OGH 14Os47/13p

OGH14Os47/13p11.6.2013

Der Oberste Gerichtshof hat am 11. Juni 2013 durch den Senatspräsidenten des Obersten Gerichtshofs Dr. Philipp als Vorsitzenden, die Hofrätinnen des Obersten Gerichtshofs Mag. Hetlinger und Mag. Marek, den Hofrat des Obersten Gerichtshofs Dr. Nordmeyer und die Hofrätin des Obersten Gerichtshofs Mag. Fürnkranz in Gegenwart des Richteramtsanwärters Mag.
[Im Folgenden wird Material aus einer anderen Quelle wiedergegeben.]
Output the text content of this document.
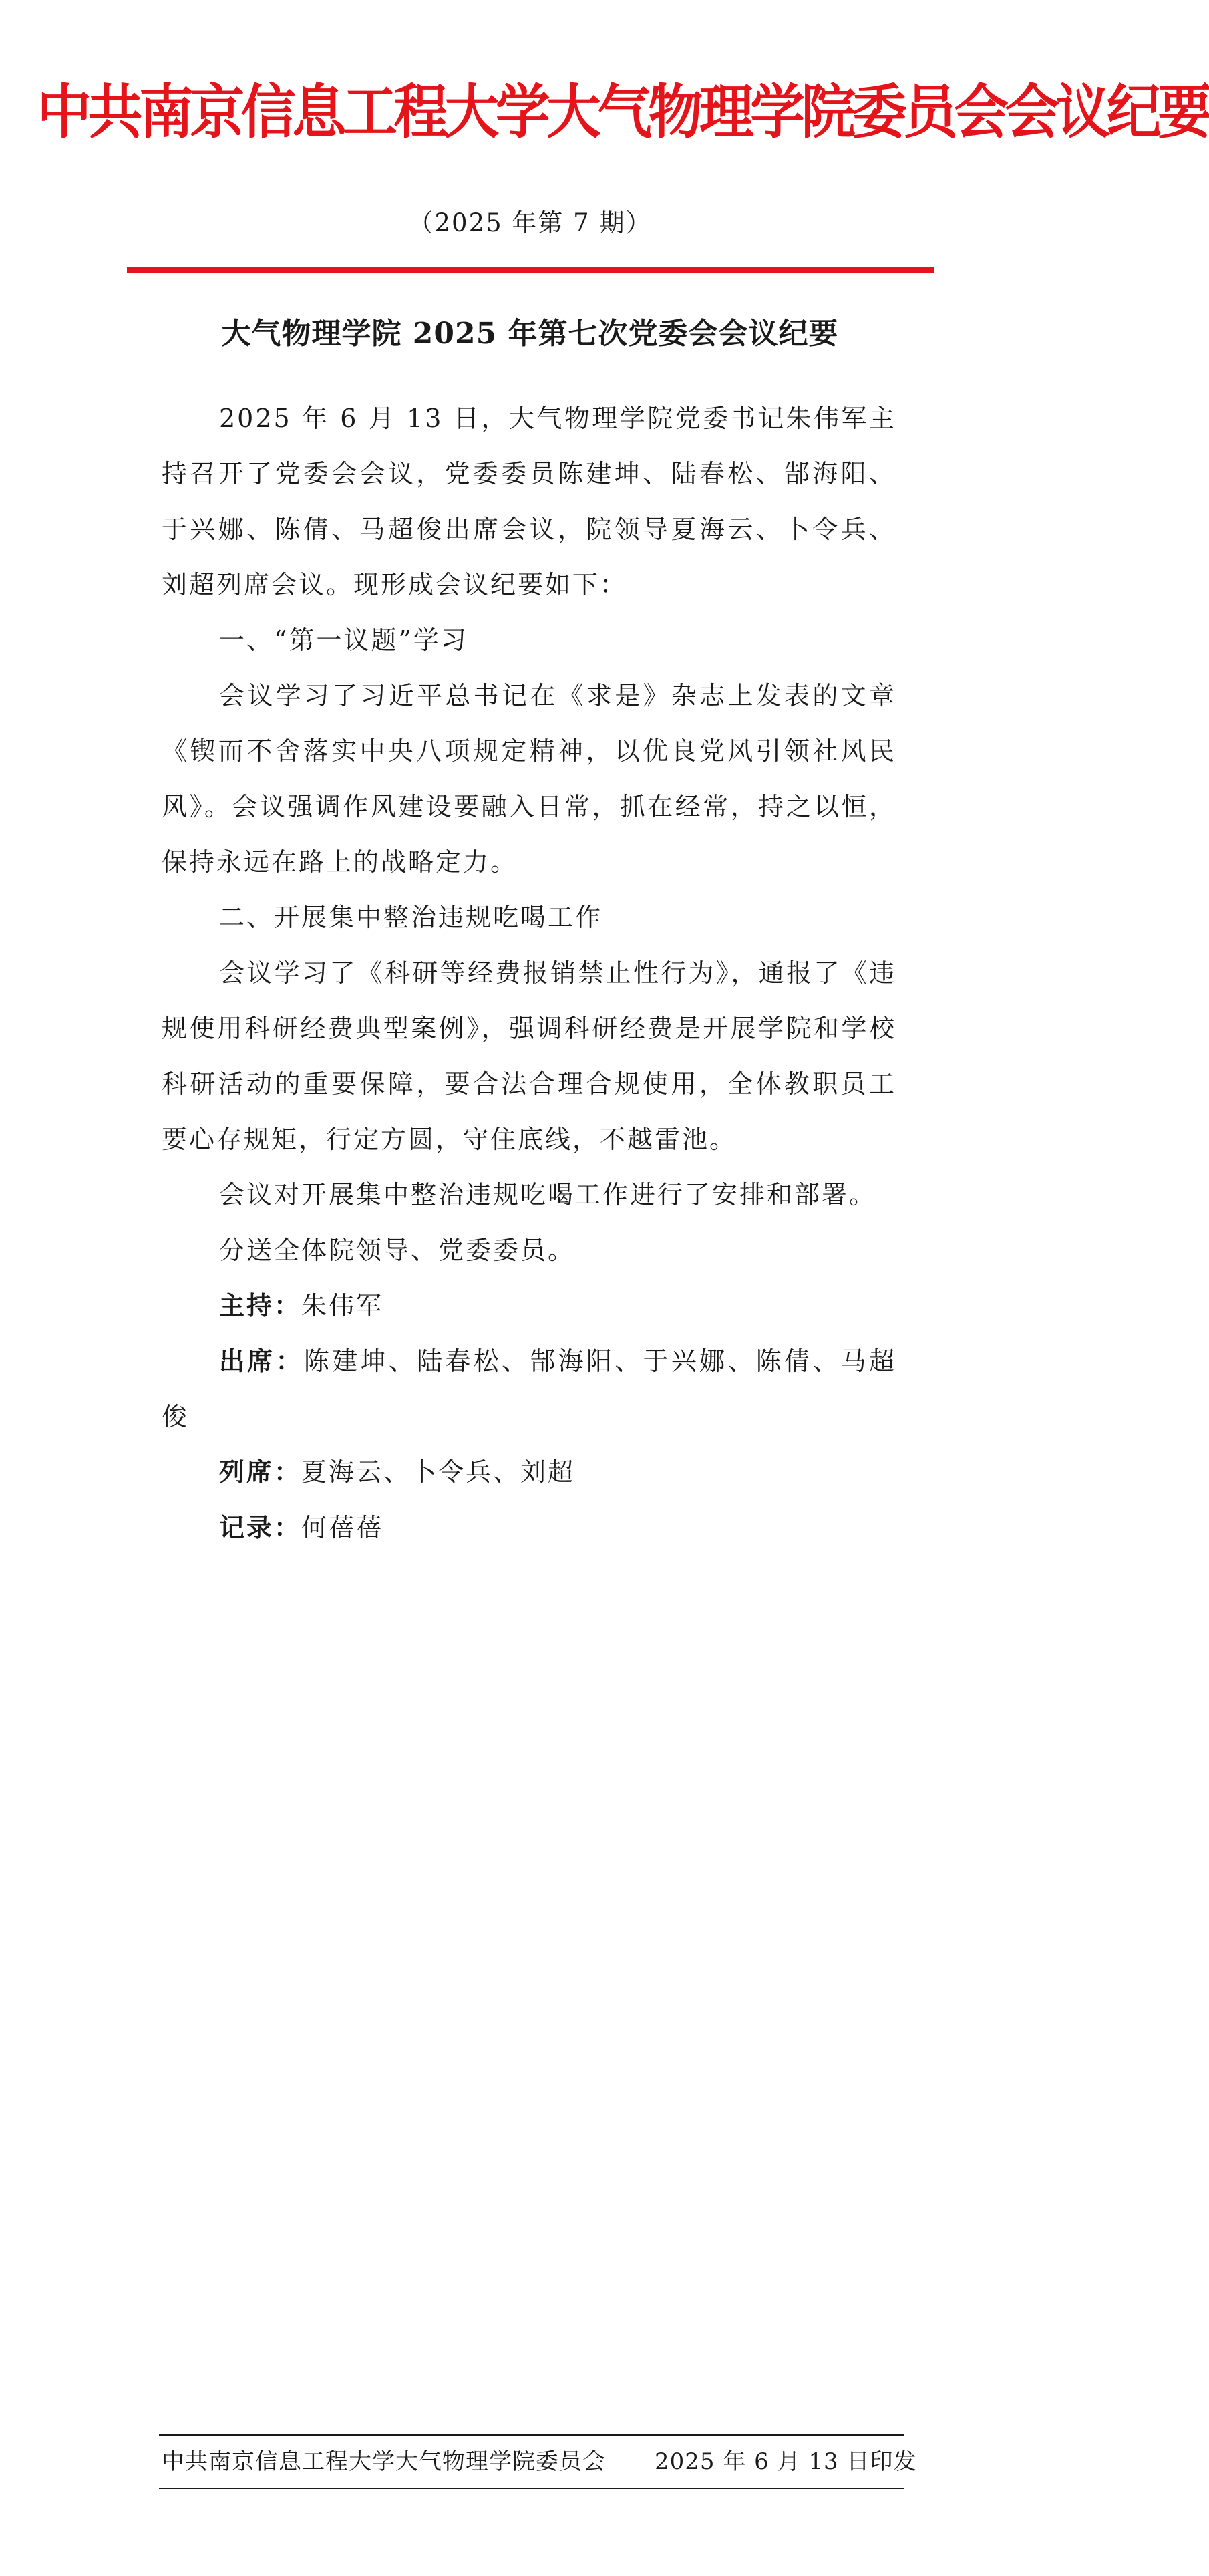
中共南京信息工程大学大气物理学院委员会会议纪要
（2025 年第 7 期）
大气物理学院 2025 年第七次党委会会议纪要

2025 年 6 月 13 日，大气物理学院党委书记朱伟军主持召开了党委会会议，党委委员陈建坤、陆春松、郜海阳、于兴娜、陈倩、马超俊出席会议，院领导夏海云、卜令兵、刘超列席会议。现形成会议纪要如下：

一、“第一议题”学习

会议学习了习近平总书记在《求是》杂志上发表的文章《锲而不舍落实中央八项规定精神，以优良党风引领社风民风》。会议强调作风建设要融入日常，抓在经常，持之以恒，保持永远在路上的战略定力。

二、开展集中整治违规吃喝工作

会议学习了《科研等经费报销禁止性行为》，通报了《违规使用科研经费典型案例》，强调科研经费是开展学院和学校科研活动的重要保障，要合法合理合规使用，全体教职员工要心存规矩，行定方圆，守住底线，不越雷池。

会议对开展集中整治违规吃喝工作进行了安排和部署。

分送全体院领导、党委委员。

主持：朱伟军

出席：陈建坤、陆春松、郜海阳、于兴娜、陈倩、马超俊

列席：夏海云、卜令兵、刘超

记录：何蓓蓓

中共南京信息工程大学大气物理学院委员会 2025 年 6 月 13 日印发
Bitsakos als Schriftführer in der Strafsache gegen Joseph M***** und andere Angeklagte wegen des Verbrechens des Suchtgifthandels nach § 28a Abs 1 fünfter Fall, Abs 4 Z 3 SMG und weiterer strafbarer Handlungen über die Nichtigkeitsbeschwerde und die Berufung der Angeklagten Renate S***** sowie die Berufungen des Angeklagten Heinrich S***** und der Staatsanwaltschaft gegen das Urteil des Landesgerichts für Strafsachen Wien als Schöffengericht vom 8. November 2012, GZ 041 Hv 68/12m-131, nach Anhörung der Generalprokuratur in nichtöffentlicher Sitzung zu Recht erkannt:

 

Spruch:

In teilweiser Stattgebung der Nichtigkeitsbeschwerde und aus deren Anlass werden das angefochtene Urteil, das im Übrigen unberührt bleibt,

- in Ansehung der die Angeklagte Renate S***** betreffenden rechtlichen Unterstellung der dem Schuldspruch A/I/1/A zugrunde liegenden Taten unter § 28a Abs 4 Z 3 SMG und der hinsichtlich dieser Angeklagten zu diesem Schuldspruch gebildeten Subsumtionseinheit;

- im den Angeklagten Heinrich S***** betreffenden Schuldspruch A/I/1/A/a,

- im die Angeklagten Alexander R***** und Ulrike Mi***** betreffenden Schuldspruch A/I/3;

- demgemäß in den diese vier Angeklagten betreffenden Strafaussprüchen,

- im Einziehungserkenntnis

- sowie der Ulrike Mi***** betreffende Beschluss auf Erteilung einer Weisung

aufgehoben und die Sache im Umfang der Aufhebung zu neuer Verhandlung und Entscheidung an das Landesgericht für Strafsachen Wien verwiesen.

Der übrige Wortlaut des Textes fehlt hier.